Tableau pratique – Typologie d’emballages, niveau de risque PFAS et méthodes analytiques recommandées
• Cartons de pizza fluorés : risque élevé – fluor total + EOF + LC‑MS/MS ciblée.
• Barquettes de fast food et snacking : risque élevé – fluor total + LC‑MS/MS sur PFAS connus.
• Papiers cuisson siliconés et sachets pâtisserie : risque moyen à élevé – fluor total + EOF, LC‑MS/MS si dépassement suspecté.
• Films barrière complexes et multicouches : risque variable – fluor total systématique, complété par EOF et LC‑MS/MS selon les résultats.
• Bouteilles plastique et emballages réutilisables : risque plus faible mais à documenter – fluor total ciblé, LC‑MS/MS en cas de doute ou de changement de formulation.

Alternatives aux revêtements fluorés, réemploi et nouveaux modèles d’emballages sur le marché food

Face à l’interdiction PFAS dans les emballages alimentaires, la question n’est plus de savoir si les industriels doivent changer, mais comment le faire vite sans casser le modèle économique. Les alternatives aux revêtements fluorés existent déjà sur le marché des emballages alimentaires, avec des solutions à base de dispersion aqueuse, de biopolymères, de couches minérales ou de combinaisons de matières recyclées, mais elles exigent des validations industrielles rapides. Les retours d’expérience de transformateurs et de centres techniques montrent que ces solutions nécessitent souvent un ajustement des paramètres de process (température, pression, temps de scellage) et une requalification des performances barrière. Un fournisseur de barquettes rapporte par exemple une hausse initiale des taux de non‑conformité de scellage après substitution, corrigée en quelques semaines par un recalage fin des réglages de ligne. Les entreprises alimentaires doivent arbitrer entre substitution matière, montée en gamme des emballages réutilisables et optimisation du réemploi, tout en maîtrisant les coûts et la performance logistique.

Le règlement PPWR pousse aussi à repenser l’usage des plastiques à usage unique, en renforçant les obligations de réduction des déchets d’emballages et de développement d’une économie circulaire crédible.
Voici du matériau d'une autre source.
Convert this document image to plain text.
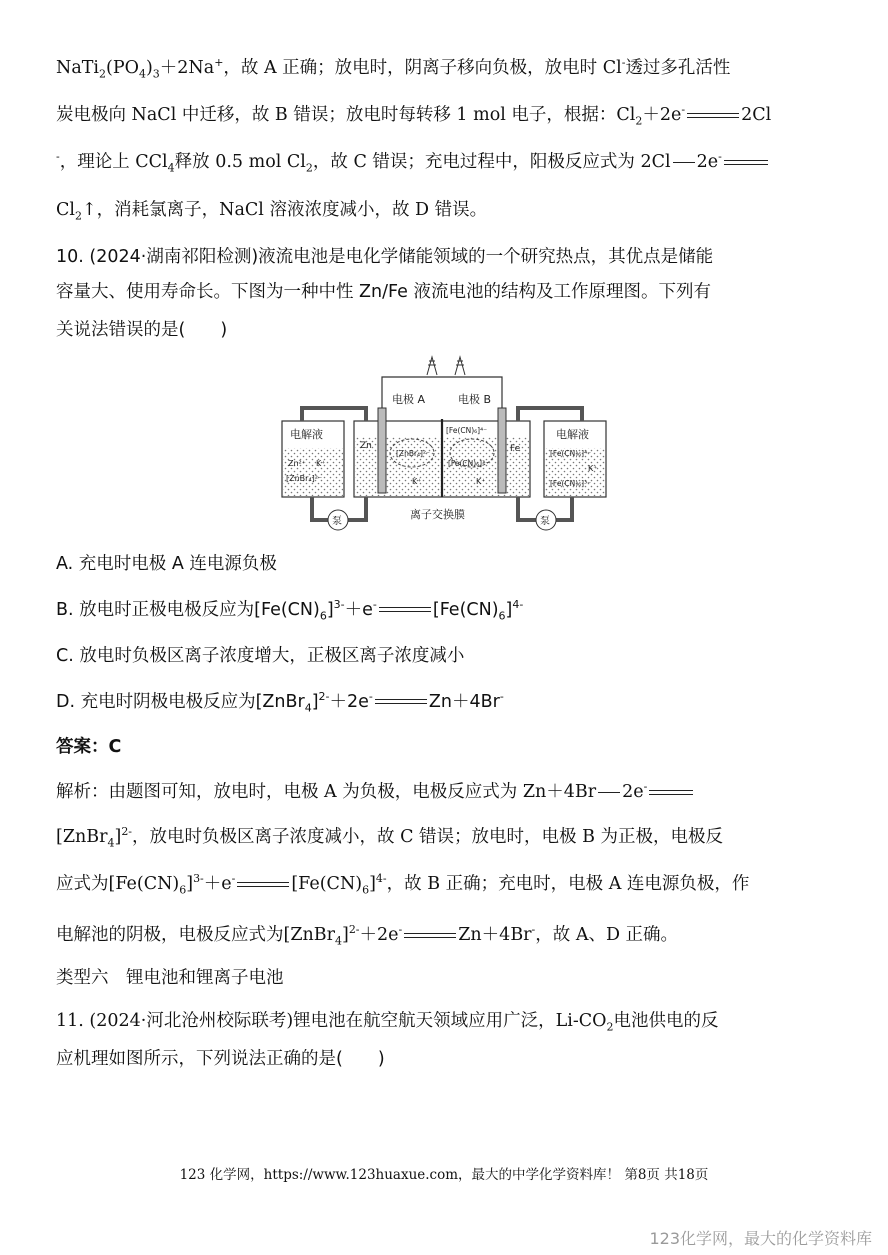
$NaTi_2(PO_4)_3+2Na^+$，故 A 正确；放电时，阴离子移向负极，放电时 Cl-透过多孔活性
炭电极向 NaCl 中迁移，故 B 错误；放电时每转移 1 mol 电子，根据：$Cl_2+2e^-$	2Cl
-，理论上 CCl$_4$释放 0.5 mol $Cl_2$，故 C 错误；充电过程中，阳极反应式为 2Cl 2e-
$Cl_2↑$，消耗氯离子，NaCl 溶液浓度减小，故 D 错误。
10. (2024·湖南祁阳检测)液流电池是电化学储能领域的一个研究热点，其优点是储能
容量大、使用寿命长。下图为一种中性 Zn/Fe 液流电池的结构及工作原理图。下列有
关说法错误的是(　　)
电解液
Zn²⁺ K⁺
[ZnBr₄]²⁻
电解液
[Fe(CN)₆]⁴⁻
K⁺
[Fe(CN)₆]³⁻
电极 A	电极 B
Zn	Fe
[ZnBr₄]²⁻
K⁺
[Fe(CN)₆]⁴⁻
[Fe(CN)₆]³⁻
K⁺
泵	泵
离子交换膜
A. 充电时电极 A 连电源负极
B. 放电时正极电极反应为$[Fe(CN)_6]^{3-}+e^-$	$[Fe(CN)_6]^{4-}$
C. 放电时负极区离子浓度增大，正极区离子浓度减小
D. 充电时阴极电极反应为[ZnBr$_4$]$^{2-}$＋2e-	Zn＋4Br-
答案：C
解析：由题图可知，放电时，电极 A 为负极，电极反应式为 Zn＋4Br 2e-
[ZnBr$_4$]$^{2-}$，放电时负极区离子浓度减小，故 C 错误；放电时，电极 B 为正极，电极反
应式为$[Fe(CN)_6]^{3-}+e^-$	$[Fe(CN)_6]^{4-}$，故 B 正确；充电时，电极 A 连电源负极，作
电解池的阴极，电极反应式为[ZnBr$_4$]$^{2-}$＋2e-	Zn＋4Br-，故 A、D 正确。
类型六　锂电池和锂离子电池
11. (2024·河北沧州校际联考)锂电池在航空航天领域应用广泛，$Li-CO_2$电池供电的反
应机理如图所示，下列说法正确的是(　　)
123 化学网，https://www.123huaxue.com，最大的中学化学资料库！ 第8页 共18页
123化学网，最大的化学资料库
Sur les segments sensibles comme les bouteilles plastique, les barquettes prêtes à l’emploi ou les sachets de snacking, les nouvelles règles combinent exigences de contenu recyclé, objectifs de collecte et contraintes de recyclabilité, ce qui rebat les cartes pour les grands groupes comme pour les PME. Les emballages plastiques qui ne peuvent pas intégrer de matières recyclées ou de contenu recyclé traçable risquent de sortir progressivement du marché, au profit de solutions hybrides ou de modèles de réemploi plus sobres. Plusieurs autorités nationales annoncent déjà un renforcement des contrôles sur la véracité des allégations « recyclable » et « sans PFAS », ce qui impose une cohérence stricte entre marketing, dossiers techniques et résultats d’analyses, y compris pour les communications en point de vente et les supports d’information consommateurs.

Pour les dirigeants, l’enjeu dépasse la seule conformité réglementaire et touche directement la promesse faite au consommateur sur la sécurité alimentaire, comme le rappelle la montée en puissance des outils d’affichage et de contrôle, à l’image des supports d’information sur les allergènes en point de vente. La même logique s’applique aux emballages alimentaires : ce n’est plus seulement l’emballage qui est jugé, mais l’ensemble de la chaîne d’approvisionnement, depuis les matières premières jusqu’aux déchets d’emballages et aux emballages déchets en fin de vie. Pour rester dans la course, les entreprises doivent articuler innovation packaging, sécurité sanitaire et transparence, en faisant des PFAS dans les emballages un sujet de gouvernance, pas un simple irritant réglementaire, et en s’appuyant sur des données mesurables, des audits réguliers et des engagements publics crédibles.